Friday, June 12, 2020
Grave Circles - Tome II (2020)
Oblique, churning black metal with driving percussion is permeated with dissonant thrash riffing passages that lend it some balance and clarity, as well as a number of forays into cleaner, haunting guitar repetitions which manage to maintain the nearly depressive mood. Brass instruments are successfully implemented into the tracks "Predominance" and "Abstract Life, Abstract Death", and rather than giving off a jazzier or big-band aesthetic, they feel like esoteric, brooding architecture that works so well with the pitch darkness of the metal. The drumming is well fit to the rest, restrained for the more eerily soothing sequences with the clean guitars, but shifting into tribal, thundering grooves or blast beats where called for. Deep choirs often ramp up the haunting somnolence, while there will occasionally be some break where a more melodic tremolo picked black metal land will elevate the musical landscape an octave above its morbid foundations. The bass is dim and dingy and does not often stand apart from the guitars, but it lends a thicker texture to the simple, primordial patterns of chords and a little added punch to those more thrash-minded rhythm guitars.

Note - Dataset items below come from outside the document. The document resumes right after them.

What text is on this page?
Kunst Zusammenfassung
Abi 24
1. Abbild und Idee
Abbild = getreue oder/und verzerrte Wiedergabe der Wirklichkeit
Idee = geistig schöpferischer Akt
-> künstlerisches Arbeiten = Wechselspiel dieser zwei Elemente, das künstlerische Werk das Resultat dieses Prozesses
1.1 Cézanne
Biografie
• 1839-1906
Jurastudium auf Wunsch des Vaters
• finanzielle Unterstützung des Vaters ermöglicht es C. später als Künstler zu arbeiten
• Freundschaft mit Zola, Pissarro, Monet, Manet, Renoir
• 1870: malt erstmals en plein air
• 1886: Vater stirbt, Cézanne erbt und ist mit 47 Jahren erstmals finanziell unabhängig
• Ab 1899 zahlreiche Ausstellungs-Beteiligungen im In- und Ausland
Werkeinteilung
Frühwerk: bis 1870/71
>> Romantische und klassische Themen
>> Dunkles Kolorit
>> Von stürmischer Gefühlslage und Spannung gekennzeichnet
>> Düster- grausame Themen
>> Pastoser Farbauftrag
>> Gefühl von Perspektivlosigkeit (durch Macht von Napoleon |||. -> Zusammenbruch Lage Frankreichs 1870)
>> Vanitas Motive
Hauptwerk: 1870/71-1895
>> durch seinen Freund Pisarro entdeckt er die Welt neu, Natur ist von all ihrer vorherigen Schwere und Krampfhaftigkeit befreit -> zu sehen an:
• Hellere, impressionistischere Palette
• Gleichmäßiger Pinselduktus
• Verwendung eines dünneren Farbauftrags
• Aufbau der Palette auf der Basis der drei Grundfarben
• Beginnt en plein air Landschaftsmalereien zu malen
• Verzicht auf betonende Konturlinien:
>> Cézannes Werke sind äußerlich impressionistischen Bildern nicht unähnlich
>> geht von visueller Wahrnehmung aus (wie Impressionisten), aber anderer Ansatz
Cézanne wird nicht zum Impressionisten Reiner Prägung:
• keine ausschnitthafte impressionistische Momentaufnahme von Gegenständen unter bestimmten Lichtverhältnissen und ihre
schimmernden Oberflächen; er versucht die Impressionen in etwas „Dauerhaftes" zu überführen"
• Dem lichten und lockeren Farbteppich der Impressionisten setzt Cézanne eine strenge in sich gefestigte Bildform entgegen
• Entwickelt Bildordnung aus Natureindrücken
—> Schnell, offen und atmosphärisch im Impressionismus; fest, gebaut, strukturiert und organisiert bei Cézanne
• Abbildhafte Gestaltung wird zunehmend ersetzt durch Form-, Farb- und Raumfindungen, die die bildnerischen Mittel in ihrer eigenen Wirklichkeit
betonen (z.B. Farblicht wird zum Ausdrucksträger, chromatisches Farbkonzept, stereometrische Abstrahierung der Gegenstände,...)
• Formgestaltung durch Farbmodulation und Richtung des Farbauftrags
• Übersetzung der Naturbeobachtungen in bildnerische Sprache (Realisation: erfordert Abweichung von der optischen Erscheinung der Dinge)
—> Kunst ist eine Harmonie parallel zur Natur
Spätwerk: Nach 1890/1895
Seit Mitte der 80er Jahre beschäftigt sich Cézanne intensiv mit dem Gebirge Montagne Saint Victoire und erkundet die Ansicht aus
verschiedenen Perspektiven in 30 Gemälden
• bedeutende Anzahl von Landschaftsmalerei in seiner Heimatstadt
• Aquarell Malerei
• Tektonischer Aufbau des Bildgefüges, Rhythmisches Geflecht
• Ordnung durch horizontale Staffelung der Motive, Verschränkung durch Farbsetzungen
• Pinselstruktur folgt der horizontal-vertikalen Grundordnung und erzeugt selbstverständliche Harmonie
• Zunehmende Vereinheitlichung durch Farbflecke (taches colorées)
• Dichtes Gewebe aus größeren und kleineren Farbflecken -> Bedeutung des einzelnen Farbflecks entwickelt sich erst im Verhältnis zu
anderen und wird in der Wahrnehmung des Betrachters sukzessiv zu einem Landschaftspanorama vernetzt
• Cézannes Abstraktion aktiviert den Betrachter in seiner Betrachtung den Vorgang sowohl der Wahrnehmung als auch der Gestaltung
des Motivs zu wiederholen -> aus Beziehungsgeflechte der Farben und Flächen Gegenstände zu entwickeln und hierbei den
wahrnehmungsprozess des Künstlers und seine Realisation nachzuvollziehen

The vocalist here, Baal, is actually the current drummer for infamous black metal outfit Peste Noire, so there is one French connection, along with Les Acteurs de l'Ombre Productions, the label which is giving this its proper CD and vinyl releases for 2020. His timbre ranges from a gravelly and effective rasp to a more guttural intonation, and I definitely loved the painful sustain he'd put on some of his higher pitched lines, which were borderline DSBM. Combine that with the horrifically grim art and layout of the attractive digipak, or the lightless pessimism of the lyrics, which fucked me up several times as I was reading through and listening, and you might get the impression that this album would fall rather solidly into that niche of black metal. But Tome II has less of a raw, distant, frostbitten or knifing, sound to it, and more like an immediate murkiness that is creeping upon you from the black soil and cracked bedrock, so I wouldn't quite place it into that category, but more as a go-between for those who like their candles snuffed out but to later survive the experience. Either way, a strong and recommended release for those with a diet of dread and hopelessness.